Gasping for breathing space

Gasping for breathing space

Shatarupa ChaudhuriFirst Published : 09 Feb 2010 03:46:04 AM ISTLast Updated : 09 Feb 2010 06:44:50 AM IST
BANGALORE: A pedestrian would, in all likelihood, feel humbled by the elegance of the row of genteel homes on either side of the road. The houses with classy wooden gates, trellises of roses and bougainvilleas, porches under which stand high-end cars and architectural panache seems to have eyes following you as you try to tread softly on the footpaths so as not to disturb those grand residences standing in aristocratic silence.
Take the right just before Big Bazaar on Old Madras Road and you will have entered this pretty, picturesque, quiet world of Nagavarapalya.
Follow the footpath for a while, and it will transform into uneven or broken stone slabs. Follow it further, and, by the time you reach the prime area of Nagavarapalya Main Road, it would have disappeared. Disappeared is perhaps not the appropriate word; taken over by hawkers and by the awnings of the permanent shops is more correct.
Also, unlike the first quarter where the emptiness on the road seems almost unnatural, here you will have to jostle with pedestrians and vehicles at the same time. The lanes and by lanes become even more crowded, claustrophobic nearly as they become narrower, most of them broken and ill-maintained, with shops, houses and institutions squeezed into the available space.

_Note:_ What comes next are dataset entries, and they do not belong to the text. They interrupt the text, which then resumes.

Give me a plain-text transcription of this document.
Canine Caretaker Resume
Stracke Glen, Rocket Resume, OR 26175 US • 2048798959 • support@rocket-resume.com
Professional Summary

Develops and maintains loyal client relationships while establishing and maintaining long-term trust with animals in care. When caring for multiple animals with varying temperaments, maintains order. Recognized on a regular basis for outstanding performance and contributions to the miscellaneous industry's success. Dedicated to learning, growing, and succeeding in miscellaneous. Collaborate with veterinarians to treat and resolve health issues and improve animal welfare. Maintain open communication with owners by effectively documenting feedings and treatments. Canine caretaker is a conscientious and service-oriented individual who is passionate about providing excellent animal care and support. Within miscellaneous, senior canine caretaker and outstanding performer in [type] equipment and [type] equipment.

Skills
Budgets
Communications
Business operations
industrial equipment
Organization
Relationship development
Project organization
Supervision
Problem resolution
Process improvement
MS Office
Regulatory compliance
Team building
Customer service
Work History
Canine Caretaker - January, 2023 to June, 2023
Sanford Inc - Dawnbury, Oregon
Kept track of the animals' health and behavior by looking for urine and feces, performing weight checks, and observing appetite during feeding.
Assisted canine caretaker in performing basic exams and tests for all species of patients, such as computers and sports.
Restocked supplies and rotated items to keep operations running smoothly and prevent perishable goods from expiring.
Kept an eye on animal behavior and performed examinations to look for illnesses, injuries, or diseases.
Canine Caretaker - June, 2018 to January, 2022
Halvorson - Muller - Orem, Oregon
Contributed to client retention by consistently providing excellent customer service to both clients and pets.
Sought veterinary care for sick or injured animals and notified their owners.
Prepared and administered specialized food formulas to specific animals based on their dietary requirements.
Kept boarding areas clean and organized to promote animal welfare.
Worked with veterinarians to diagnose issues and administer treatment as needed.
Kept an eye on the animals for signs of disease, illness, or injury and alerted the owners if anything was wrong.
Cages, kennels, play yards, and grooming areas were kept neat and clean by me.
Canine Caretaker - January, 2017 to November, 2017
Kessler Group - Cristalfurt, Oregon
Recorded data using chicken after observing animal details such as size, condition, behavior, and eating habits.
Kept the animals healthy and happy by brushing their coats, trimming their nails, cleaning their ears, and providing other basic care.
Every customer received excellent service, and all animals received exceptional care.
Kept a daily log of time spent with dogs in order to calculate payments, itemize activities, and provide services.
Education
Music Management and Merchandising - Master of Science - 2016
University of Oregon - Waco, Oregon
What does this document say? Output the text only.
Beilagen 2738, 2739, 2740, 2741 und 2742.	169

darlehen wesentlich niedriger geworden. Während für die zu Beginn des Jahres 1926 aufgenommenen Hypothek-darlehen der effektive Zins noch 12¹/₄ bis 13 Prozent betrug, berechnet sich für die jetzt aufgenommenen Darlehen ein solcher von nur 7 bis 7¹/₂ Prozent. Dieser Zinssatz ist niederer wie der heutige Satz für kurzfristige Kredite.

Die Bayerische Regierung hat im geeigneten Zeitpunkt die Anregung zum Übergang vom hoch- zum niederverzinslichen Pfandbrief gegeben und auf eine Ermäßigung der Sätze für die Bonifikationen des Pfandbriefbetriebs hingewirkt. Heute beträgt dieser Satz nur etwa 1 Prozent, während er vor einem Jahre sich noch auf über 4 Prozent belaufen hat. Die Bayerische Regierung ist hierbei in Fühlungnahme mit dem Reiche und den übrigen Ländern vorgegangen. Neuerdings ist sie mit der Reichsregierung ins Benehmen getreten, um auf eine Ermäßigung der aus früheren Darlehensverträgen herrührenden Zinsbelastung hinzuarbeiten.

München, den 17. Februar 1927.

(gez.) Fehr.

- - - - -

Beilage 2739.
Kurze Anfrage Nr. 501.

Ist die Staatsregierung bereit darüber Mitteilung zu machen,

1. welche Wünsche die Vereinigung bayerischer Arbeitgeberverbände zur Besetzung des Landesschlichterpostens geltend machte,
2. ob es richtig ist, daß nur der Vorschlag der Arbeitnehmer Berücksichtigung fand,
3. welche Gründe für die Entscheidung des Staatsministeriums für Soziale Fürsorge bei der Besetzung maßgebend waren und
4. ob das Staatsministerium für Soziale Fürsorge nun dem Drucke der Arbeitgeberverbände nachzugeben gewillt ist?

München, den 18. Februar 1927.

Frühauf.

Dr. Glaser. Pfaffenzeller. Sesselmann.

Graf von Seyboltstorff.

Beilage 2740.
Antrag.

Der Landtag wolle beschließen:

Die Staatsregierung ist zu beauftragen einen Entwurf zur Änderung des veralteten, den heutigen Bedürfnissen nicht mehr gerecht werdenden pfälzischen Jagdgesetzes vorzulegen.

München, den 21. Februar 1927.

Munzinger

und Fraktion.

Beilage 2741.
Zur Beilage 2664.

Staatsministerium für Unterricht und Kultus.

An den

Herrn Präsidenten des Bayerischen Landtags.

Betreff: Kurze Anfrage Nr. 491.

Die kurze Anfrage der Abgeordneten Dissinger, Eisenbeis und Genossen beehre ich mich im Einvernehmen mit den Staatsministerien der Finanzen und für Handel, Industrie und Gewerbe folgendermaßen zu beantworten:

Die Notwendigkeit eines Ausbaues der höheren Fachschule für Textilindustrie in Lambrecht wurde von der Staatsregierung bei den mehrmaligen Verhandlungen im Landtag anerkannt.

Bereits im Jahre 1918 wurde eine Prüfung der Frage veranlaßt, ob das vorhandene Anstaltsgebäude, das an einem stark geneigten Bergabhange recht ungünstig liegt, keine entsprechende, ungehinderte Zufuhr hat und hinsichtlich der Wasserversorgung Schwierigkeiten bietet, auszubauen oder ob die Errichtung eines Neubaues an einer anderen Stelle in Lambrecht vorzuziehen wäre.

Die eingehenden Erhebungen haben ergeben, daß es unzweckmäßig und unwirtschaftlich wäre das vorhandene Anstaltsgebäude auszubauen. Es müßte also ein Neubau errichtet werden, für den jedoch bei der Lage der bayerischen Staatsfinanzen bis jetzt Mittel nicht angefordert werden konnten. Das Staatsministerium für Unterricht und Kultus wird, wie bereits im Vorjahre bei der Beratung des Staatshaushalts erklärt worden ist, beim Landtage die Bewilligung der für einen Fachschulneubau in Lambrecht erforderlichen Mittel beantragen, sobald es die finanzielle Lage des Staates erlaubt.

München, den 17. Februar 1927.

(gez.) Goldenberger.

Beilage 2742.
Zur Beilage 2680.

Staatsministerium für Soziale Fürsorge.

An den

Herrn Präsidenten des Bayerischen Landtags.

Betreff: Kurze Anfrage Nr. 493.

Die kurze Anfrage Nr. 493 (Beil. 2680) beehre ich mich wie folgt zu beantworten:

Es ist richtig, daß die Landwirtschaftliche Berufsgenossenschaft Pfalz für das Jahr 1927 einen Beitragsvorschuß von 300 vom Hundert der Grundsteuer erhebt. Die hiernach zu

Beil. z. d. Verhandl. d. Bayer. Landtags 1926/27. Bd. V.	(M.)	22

Teachers in the Government Kannada Higher Primary School, which has about 300 students said that although the school is running well, with no dearth of food, water and electricity for the kids, the lack of a playground confines the students in the concrete building. This school, that is near the Anjaneya Temple, is surrounded by buildings on three sides with almost no room in between.
But surprisingly, people still find space for construction here. Beautiful homes and residential complexes are being built amid houses that look almost like ghettoes. Some of the roads are in poor condition because of the multiple constructions going on around.
Raghunath, a resident who also owns a shop in the Krishnappa Building (the main market on Nagavarapalya Main Road), has other complains.
He said, “Garbage gets piled up on the road next to the building. The vegetable and fish vendors just throw the rubbish here. The BBMP truck does not do a good job of cleaning. Moreover, it comes during peak traffic hours, around 9 or 10 am, and blocks traffic for an hour. Another problem is parking. People just come and park in front of our shops and leave their vehicles here for hours.” When approached, even Lt Col MG Thimmaya, the estate manager of the DRDO Township (which is right next to Nagavarapalya), agreed about the garbage and traffic woes. He said, “The vendors have occupied the footpaths and they sit right next to my compound wall. It is a security threat to DRDO.” He added that the road becomes main road choked due to traffic since most of its width has been eaten up by shops and vendors.
But the picture is not all bleak here. Nagavarapalya may be bursting at its seams and look a bit messy, but if you adjust to these, it is a convenient place to stay. The innumerable shops (old style and not supermarkets) ensure that you get everything within five minutes of your reach, be it daily provisions, medical help, small eateries like Hotel Chirag, tailors or even things like ‘sound and light’ stores.
Priya, a resident, said, “There is no problem of water or electricity. Big Bazaar and Old Madras Road are close by.” At least, it is bustling with life if not with some much-needed order.